He resolved to die to know if the Afghan cover girl was pressing against him in the night. In the depths of the night, the cover lifts slightly, and she slips in between his legs. He hooks his arm around her back and holds her tight. Before she had been bouncing upright, now she was tight against him and his hand was only moving slightly when it slid lower on her back. He buried his face in her black hair and in pleasure waited for the morning light.

“I am Aphrodite,” she moaned to him. The earth stopped moving for him, all the blood drained from his extremities, and it was as if he were sucked down in a whirlpool to a watery death. His pale skin turning cold blue, he pushed her face up to his. “You are the Afghan cover girl,” he whispered in a trembling voice. “I am Aphrodite,” she said again with a faint smile. She was the Afghan cover girl, she was Aphrodite — a double mission impossible, an explosion of fear and passion! Take me now, he said, slit my throat and cut off my head, I have seized life far beyond my dreams.

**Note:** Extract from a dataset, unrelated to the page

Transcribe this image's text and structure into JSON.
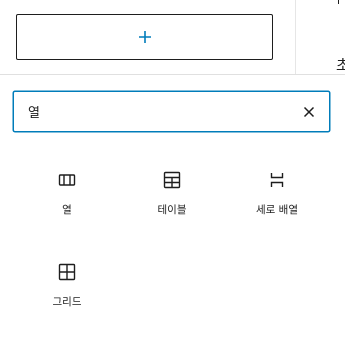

God is all-powerful and all-knowing, and nothing happens but what God wills. God willed that Psycho remember his mission orders: PSYCHO SEIZE APHRODITE STOP. God willed that a week earlier Aphrodite’s husband had been killed by an IED misplaced in the sheep’s meadow. No one could better guide the Taliban to avoid American forces than a former Signal Service leader. Psycho converted to Islam, pledged his allegiance to the Taliban, and married Aphrodite. They had a beautiful boy whom they named Hermaphroditus. Psycho, by expertly guiding the Taliban away from American forces, saved many lives. Soldiers here argue about whether he’s a hero, a traitor, or just a soldier who strictly followed his orders. But no one has any doubt that Psycho has a good life, especially since we heard that Aphrodite arranged for him to have three other beautiful, loving Afghan wives.

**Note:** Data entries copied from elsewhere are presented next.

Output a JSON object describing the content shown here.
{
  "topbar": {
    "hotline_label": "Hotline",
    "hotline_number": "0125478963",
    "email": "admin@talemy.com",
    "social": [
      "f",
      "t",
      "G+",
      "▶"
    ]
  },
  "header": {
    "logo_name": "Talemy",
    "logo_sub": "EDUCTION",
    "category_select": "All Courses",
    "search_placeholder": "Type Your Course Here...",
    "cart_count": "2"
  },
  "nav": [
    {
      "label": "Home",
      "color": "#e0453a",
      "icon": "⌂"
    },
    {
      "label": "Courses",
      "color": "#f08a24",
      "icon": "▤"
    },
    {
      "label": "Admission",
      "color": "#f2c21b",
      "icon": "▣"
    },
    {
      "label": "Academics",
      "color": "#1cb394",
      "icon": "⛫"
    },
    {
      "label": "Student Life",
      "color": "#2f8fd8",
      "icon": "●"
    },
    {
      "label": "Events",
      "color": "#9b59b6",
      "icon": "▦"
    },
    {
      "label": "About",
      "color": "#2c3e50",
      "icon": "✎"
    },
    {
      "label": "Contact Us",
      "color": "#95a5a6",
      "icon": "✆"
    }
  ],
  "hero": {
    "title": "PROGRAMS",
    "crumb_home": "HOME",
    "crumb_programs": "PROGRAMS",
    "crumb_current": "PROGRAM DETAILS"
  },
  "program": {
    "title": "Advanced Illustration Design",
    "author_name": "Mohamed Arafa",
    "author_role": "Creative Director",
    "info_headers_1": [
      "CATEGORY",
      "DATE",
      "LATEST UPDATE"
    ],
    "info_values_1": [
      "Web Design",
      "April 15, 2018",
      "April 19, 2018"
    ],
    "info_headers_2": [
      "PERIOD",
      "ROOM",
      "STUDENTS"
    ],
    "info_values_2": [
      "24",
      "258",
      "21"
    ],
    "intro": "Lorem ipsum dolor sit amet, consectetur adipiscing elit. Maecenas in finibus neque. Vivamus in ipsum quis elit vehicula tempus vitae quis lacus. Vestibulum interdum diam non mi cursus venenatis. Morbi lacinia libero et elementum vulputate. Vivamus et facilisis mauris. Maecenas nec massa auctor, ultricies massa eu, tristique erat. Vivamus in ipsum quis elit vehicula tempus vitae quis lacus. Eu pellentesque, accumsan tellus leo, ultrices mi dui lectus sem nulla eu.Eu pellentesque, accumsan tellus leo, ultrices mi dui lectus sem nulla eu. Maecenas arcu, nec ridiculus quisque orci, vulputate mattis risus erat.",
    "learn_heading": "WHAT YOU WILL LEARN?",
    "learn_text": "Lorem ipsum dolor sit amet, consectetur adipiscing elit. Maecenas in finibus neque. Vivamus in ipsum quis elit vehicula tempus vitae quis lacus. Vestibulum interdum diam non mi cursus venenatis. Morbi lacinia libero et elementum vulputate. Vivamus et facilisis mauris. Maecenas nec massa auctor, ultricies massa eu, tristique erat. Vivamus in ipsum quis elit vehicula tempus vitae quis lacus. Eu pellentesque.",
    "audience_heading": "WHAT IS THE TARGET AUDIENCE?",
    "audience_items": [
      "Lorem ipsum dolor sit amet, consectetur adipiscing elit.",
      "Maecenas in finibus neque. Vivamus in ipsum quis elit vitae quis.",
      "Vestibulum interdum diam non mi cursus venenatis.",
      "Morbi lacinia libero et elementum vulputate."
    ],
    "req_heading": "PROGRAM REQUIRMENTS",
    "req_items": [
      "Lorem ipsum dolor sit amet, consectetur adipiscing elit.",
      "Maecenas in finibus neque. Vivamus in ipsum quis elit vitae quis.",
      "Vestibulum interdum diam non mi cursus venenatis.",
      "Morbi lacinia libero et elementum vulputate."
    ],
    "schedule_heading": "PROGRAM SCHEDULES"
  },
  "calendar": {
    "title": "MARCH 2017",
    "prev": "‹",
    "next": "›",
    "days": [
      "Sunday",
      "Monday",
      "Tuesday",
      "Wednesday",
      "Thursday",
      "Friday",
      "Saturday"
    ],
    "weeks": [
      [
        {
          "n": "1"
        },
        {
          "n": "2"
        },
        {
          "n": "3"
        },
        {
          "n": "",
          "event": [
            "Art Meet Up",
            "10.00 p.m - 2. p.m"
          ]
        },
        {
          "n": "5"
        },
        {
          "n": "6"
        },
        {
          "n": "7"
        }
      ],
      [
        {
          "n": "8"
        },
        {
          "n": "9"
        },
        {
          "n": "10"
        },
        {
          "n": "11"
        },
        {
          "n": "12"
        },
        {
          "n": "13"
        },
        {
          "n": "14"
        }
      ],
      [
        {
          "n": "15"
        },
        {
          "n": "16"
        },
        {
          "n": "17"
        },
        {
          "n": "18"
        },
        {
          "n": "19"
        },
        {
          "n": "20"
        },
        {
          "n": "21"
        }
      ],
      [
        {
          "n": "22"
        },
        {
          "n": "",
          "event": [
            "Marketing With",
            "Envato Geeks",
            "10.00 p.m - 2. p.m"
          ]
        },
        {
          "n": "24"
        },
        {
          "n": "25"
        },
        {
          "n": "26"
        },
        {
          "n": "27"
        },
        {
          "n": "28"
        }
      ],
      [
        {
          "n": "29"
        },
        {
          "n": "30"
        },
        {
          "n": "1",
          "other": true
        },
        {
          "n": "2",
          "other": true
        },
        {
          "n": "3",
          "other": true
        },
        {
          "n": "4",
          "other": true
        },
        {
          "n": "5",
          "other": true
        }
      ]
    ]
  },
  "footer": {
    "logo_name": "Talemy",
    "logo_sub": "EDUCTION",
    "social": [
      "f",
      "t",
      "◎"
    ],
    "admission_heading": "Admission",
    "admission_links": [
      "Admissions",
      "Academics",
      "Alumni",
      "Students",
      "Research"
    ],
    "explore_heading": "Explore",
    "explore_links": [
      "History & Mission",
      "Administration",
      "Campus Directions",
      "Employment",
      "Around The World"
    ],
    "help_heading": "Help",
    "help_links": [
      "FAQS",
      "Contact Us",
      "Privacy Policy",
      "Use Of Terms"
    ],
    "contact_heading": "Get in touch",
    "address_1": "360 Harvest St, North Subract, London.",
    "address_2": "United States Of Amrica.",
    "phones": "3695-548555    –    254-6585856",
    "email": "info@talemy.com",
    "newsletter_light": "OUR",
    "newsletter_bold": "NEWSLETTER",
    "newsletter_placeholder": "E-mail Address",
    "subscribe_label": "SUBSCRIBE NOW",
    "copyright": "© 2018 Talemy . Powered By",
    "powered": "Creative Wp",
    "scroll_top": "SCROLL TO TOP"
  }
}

And that was the story that the old man told, in his drunkenness and delirium, to the captive and captivated soldier. And I — standing off to one side, not too far away — I was in anguish, believe you me, because I had neither steno books nor stylus to record such a beguiling fiction.

The Prosecutor-Advocate arrived with two assistants, all in crisply pressed uniforms with badges neatly ordered in colorful rows flaring on their breasts. The young soldier tilted back his head so that his handcuffed right hand could reach it in salute, but by pulling on the understrut he caused the center drawer of the desk above him to cha-chink open like a cash register. The officers ignored the metallic rattling and addressed him.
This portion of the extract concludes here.